Il n’en fallait pas davantage pour que Gang of Four devienne subitement une référence obligée, repêchée au plus profond des oubliettes de la new-wave pour venir au secours des jeunes démunis. Au lendemain du punk, parmi les vomissures encore chaudes, Gang of Four incarnait mieux que quiconque la gueule de bois et les réveils pâteux. Leur premier album, un carnaval de néons blafards et de poussières radioactives, parvint à effrayer son époque malgré l’inflation alors vertigineuse des groupes à grands et à petits-frissons.
Avant de se réchauffer les chairs grâce au funk au début des eighties, Gang of Four réussit donc à être le groupe le plus glacé d’une ère polaire.
Déjà abonnés au titre farceur, les quatre ours appelèrent la chose Entertainment.
En I983, lorsqu’ils n’avaient plus rien à se dire, ce fut Hard, l’album queue-de-poisson qui ferma le ban, après deux autres albums incompris(Solid gold en 1981 ; Song of the free, en 1882). Disloqué, le Gang s’est reformé une première fois il y a quatre ans, sans Dave Allen, parti dès 1981, ni Sara Lee qui lui succéda à l’époque, mais autour des deux têtes pensantes originelles. L’album Mall fut une catastrophe, tant artistique que commerciale. Aujourd’hui, Gill et le chanteur:Jon King reprennent quasiment à zéro leur petit jeu de massacre, assurés de pouvoir enfin capitaliser sur l’idolâtrie récente qui les entoure.

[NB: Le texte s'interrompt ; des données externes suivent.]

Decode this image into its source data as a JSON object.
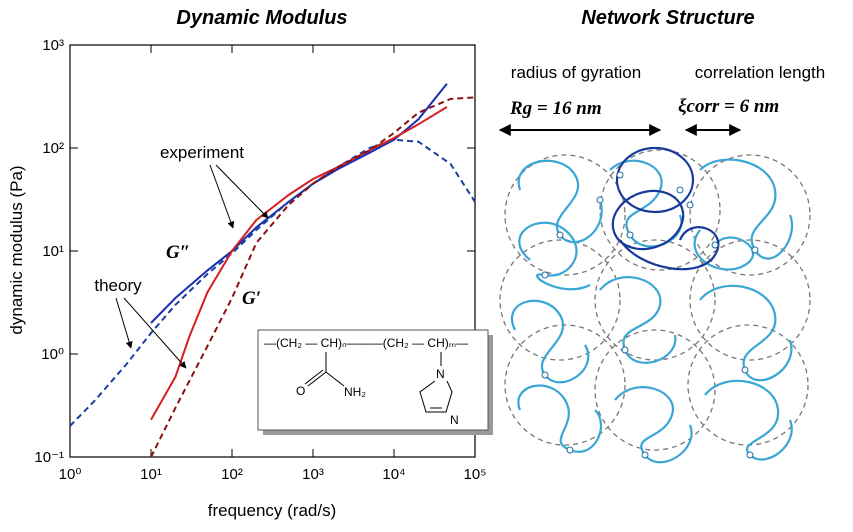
{
  "chart_data": {
    "type": "line",
    "title": "Dynamic Modulus",
    "xlabel": "frequency (rad/s)",
    "ylabel": "dynamic modulus (Pa)",
    "xscale": "log",
    "yscale": "log",
    "xlim": [
      1,
      100000
    ],
    "ylim": [
      0.1,
      1000
    ],
    "xticks": [
      {
        "value": 1,
        "label": "10⁰"
      },
      {
        "value": 10,
        "label": "10¹"
      },
      {
        "value": 100,
        "label": "10²"
      },
      {
        "value": 1000,
        "label": "10³"
      },
      {
        "value": 10000,
        "label": "10⁴"
      },
      {
        "value": 100000,
        "label": "10⁵"
      }
    ],
    "yticks": [
      {
        "value": 0.1,
        "label": "10⁻¹"
      },
      {
        "value": 1,
        "label": "10⁰"
      },
      {
        "value": 10,
        "label": "10¹"
      },
      {
        "value": 100,
        "label": "10²"
      },
      {
        "value": 1000,
        "label": "10³"
      }
    ],
    "series": [
      {
        "color": "#1a2fb0",
        "dash": false,
        "x": [
          10,
          20,
          50,
          100,
          200,
          500,
          1000,
          2000,
          5000,
          10000,
          20000,
          45000
        ],
        "values": [
          2.0,
          3.5,
          6.5,
          10,
          17,
          30,
          45,
          62,
          90,
          120,
          190,
          420
        ]
      },
      {
        "color": "#1a3fa0",
        "dash": true,
        "x": [
          1,
          2,
          5,
          10,
          20,
          50,
          100,
          200,
          500,
          1000,
          2000,
          5000,
          10000,
          20000,
          50000,
          100000
        ],
        "values": [
          0.2,
          0.35,
          0.8,
          1.6,
          3.0,
          6.0,
          9.5,
          16,
          30,
          45,
          65,
          100,
          120,
          115,
          70,
          30
        ]
      },
      {
        "color": "#d42020",
        "dash": false,
        "x": [
          10,
          20,
          30,
          50,
          100,
          200,
          500,
          1000,
          2000,
          5000,
          10000,
          20000,
          45000
        ],
        "values": [
          0.23,
          0.6,
          1.5,
          4,
          10,
          20,
          35,
          50,
          65,
          95,
          125,
          170,
          250
        ]
      },
      {
        "color": "#8b1010",
        "dash": true,
        "x": [
          10,
          20,
          50,
          100,
          200,
          500,
          1000,
          2000,
          5000,
          10000,
          20000,
          50000,
          100000
        ],
        "values": [
          0.1,
          0.3,
          1.2,
          3.5,
          12,
          28,
          45,
          65,
          95,
          140,
          220,
          300,
          310
        ]
      }
    ],
    "annotations": [
      "experiment",
      "theory",
      "G″",
      "G′"
    ]
  },
  "inset": {
    "chain": "—(CH₂ — CH)ₙ———(CH₂ — CH)ₘ—",
    "o": "O",
    "nh2": "NH₂",
    "n1": "N",
    "n2": "N"
  },
  "network": {
    "title": "Network Structure",
    "gyration": "radius of gyration",
    "correlation": "correlation length",
    "rg": "Rg = 16 nm",
    "xi": "ξcorr = 6 nm"
  }
}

De fait, avec Shrinkwrapped, les vétérans tiennent finalement bien la distance face aux électrochocs furieux de Ministry ou Nine inch Nails, et circulent envieux habitués blasés dans la jungle pulsatoire des Peppers. La guitare-rasoir de Gill, objet d’un culte féroce outre-Atlantique, n’a jamais autant éte chauffée à blanc depuis le grand soir du punk, et la voix de King retrouve sans tâtonner sa position favorite: le looping aveugle, perdu dans les fumées industrielles. Faute d’avoir changé le cours de l’histoire du XXe siècle, Gang of Four avance ici les prémisses possibles du chaos organisé qui nous attend dès le début du prochain. Amateurs de luxe, de calme et de volupté, déménagez sur la lune.